Kolejne dwa spotkania, z PGE Skrą Bełchatów i ZAKSĄ Kędzierzyn-Kożle, w wykonaniu będzinian były bardzo słabe. Potem przeciwko Cuprum Lubin zaprezentowali się lepiej, ale spośród czterech końcówek tylko jedną rozegrali dobrze. - To był zupełnie inny mecz, niż ten, co zagraliśmy poprzednio w Kędzierzynie-Koźlu i chciałbym w tym kierunku pójść - przyznał wtedy trener Tomasz Wasilkowski.
Pierwsze zwycięstwo przyszło w piątej kolejce, gdy jego podopieczni zagrali bardzo dobrze zwłaszcza w przyjęciu, ataku i bloku. Efektem było pokonanie AZS-u Politechniki Warszawskiej w stosunku 3:0. - Na pewno nie ustrzegliśmy się błędów, mamy dużo do poprawy. Cieszymy się ze zwycięstwa i będziemy pracować nadal - powiedział Michał Żuk, który starał się tonować hurraoptymizm po tym triumfie.
- To było ważne przełamanie. Pierwsze cztery mecze przegraliśmy i nie ukrywam, że bardzo nam zależało na zwycięstwie. W każdym spotkaniu na tym nam zależy, ale w tym wyjątkowo, bo był to kolejny mecz na naszym terenie i liczyliśmy na tę wygraną i przełamanie się. Na szczęście się udało - podkreślił Maciej Pawliński.

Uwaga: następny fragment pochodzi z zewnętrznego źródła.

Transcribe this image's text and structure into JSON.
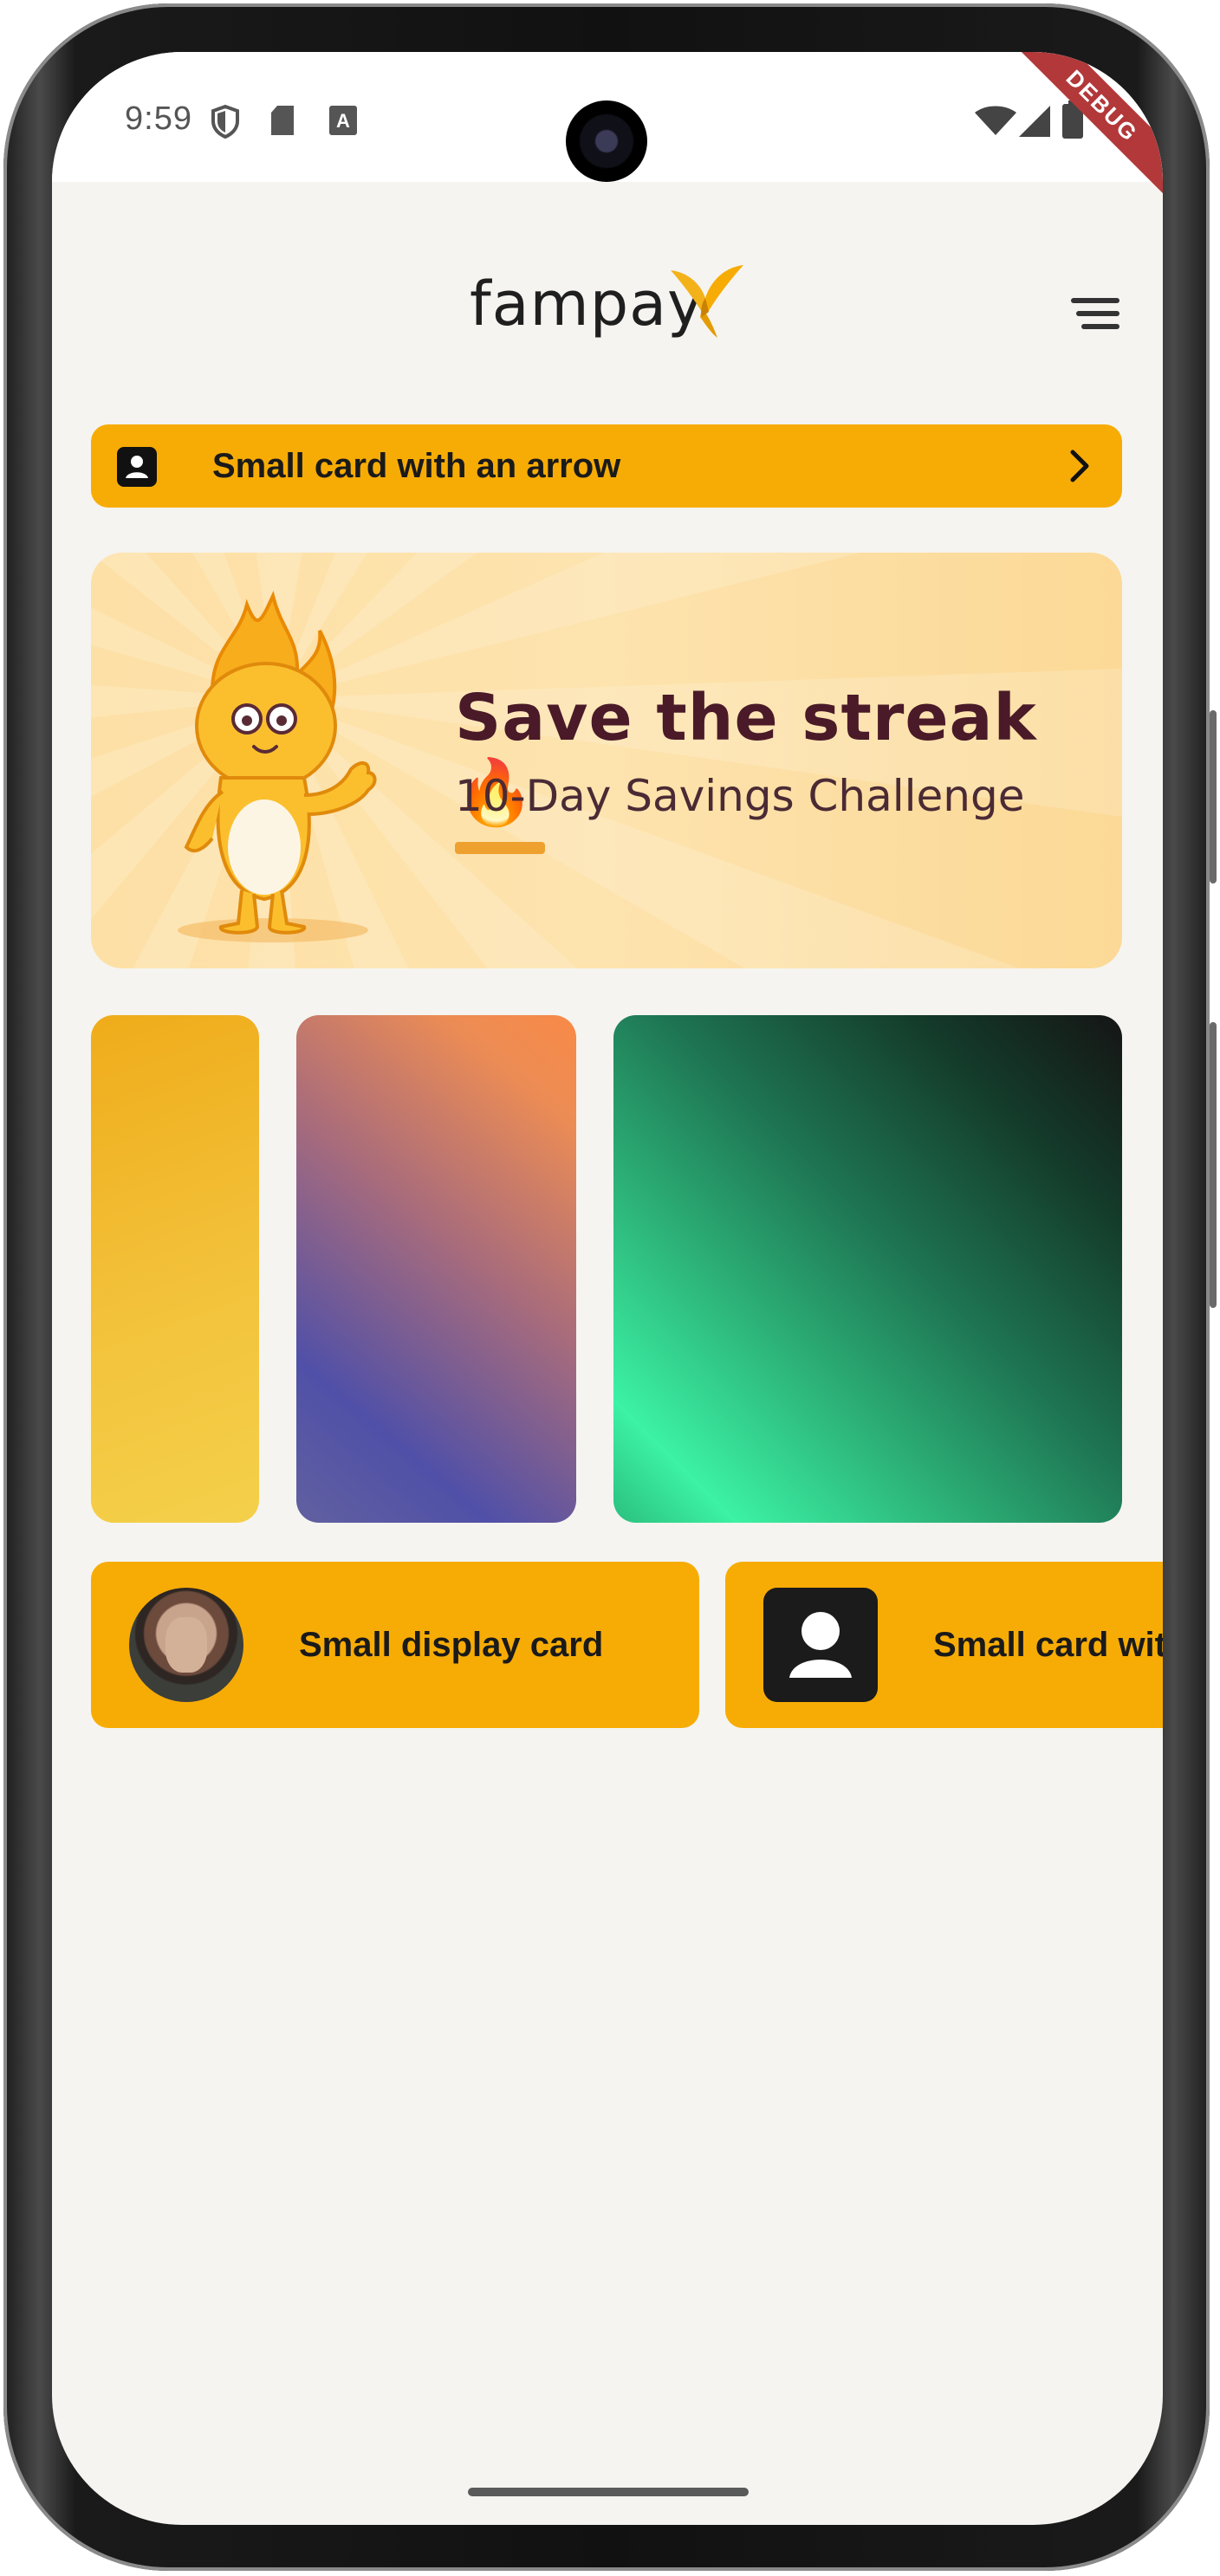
{
  "status_bar": {
    "time": "9:59",
    "debug_banner": "DEBUG",
    "icons": [
      "shield-icon",
      "sd-card-icon",
      "keyboard-a-icon",
      "wifi-icon",
      "signal-icon",
      "battery-icon"
    ]
  },
  "app_bar": {
    "brand": "fampay",
    "logo": "fampay-bird-logo-icon",
    "menu_icon": "menu-icon"
  },
  "arrow_card": {
    "label": "Small card with an arrow",
    "icon": "user-icon",
    "arrow_icon": "chevron-right-icon"
  },
  "banner": {
    "title": "Save the streak 🔥",
    "subtitle": "10-Day Savings Challenge",
    "illustration": "fire-mascot-icon"
  },
  "gradient_cards": [
    {
      "name": "yellow-gradient-card"
    },
    {
      "name": "orange-blue-gradient-card"
    },
    {
      "name": "green-black-gradient-card"
    }
  ],
  "display_cards": [
    {
      "label": "Small display card",
      "image": "avatar-photo"
    },
    {
      "label": "Small card with an arrow",
      "icon": "user-icon"
    }
  ],
  "colors": {
    "accent": "#f7ac05",
    "background": "#f5f4f0",
    "banner_title": "#4a1a28"
  }
}
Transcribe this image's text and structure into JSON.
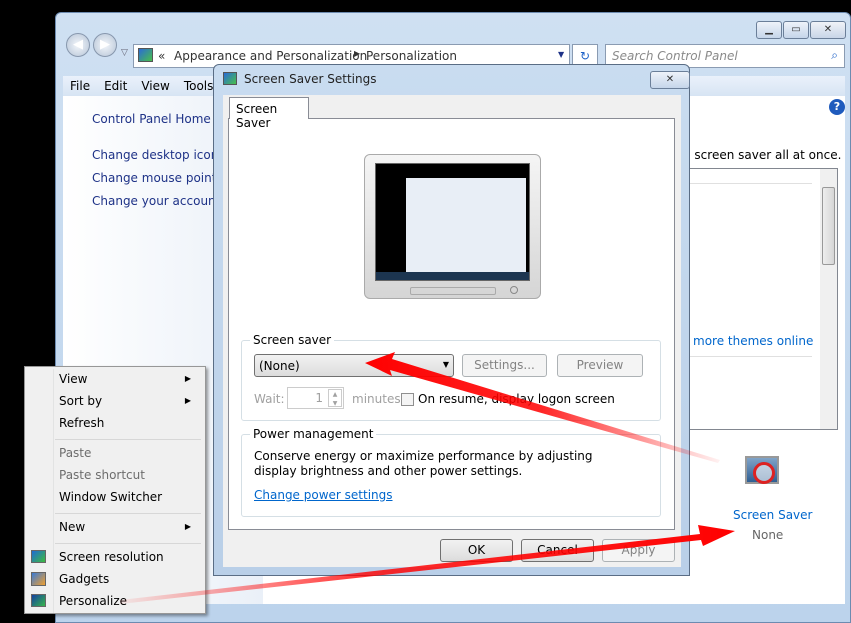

Przed MKS-em Będzin kolejny pojedynek na własnym terenie, w środę 25 listopada zmierzą się z Cerrad Czarnymi Radom. Będzie to dla nich okazja do odniesienia drugiego zwycięstwa. - Trudno się pracuje, gdy przegrywa się mecz za meczem. To na pewno pomoże nam w treningach i doda nam kopa - zaznaczył Żuk.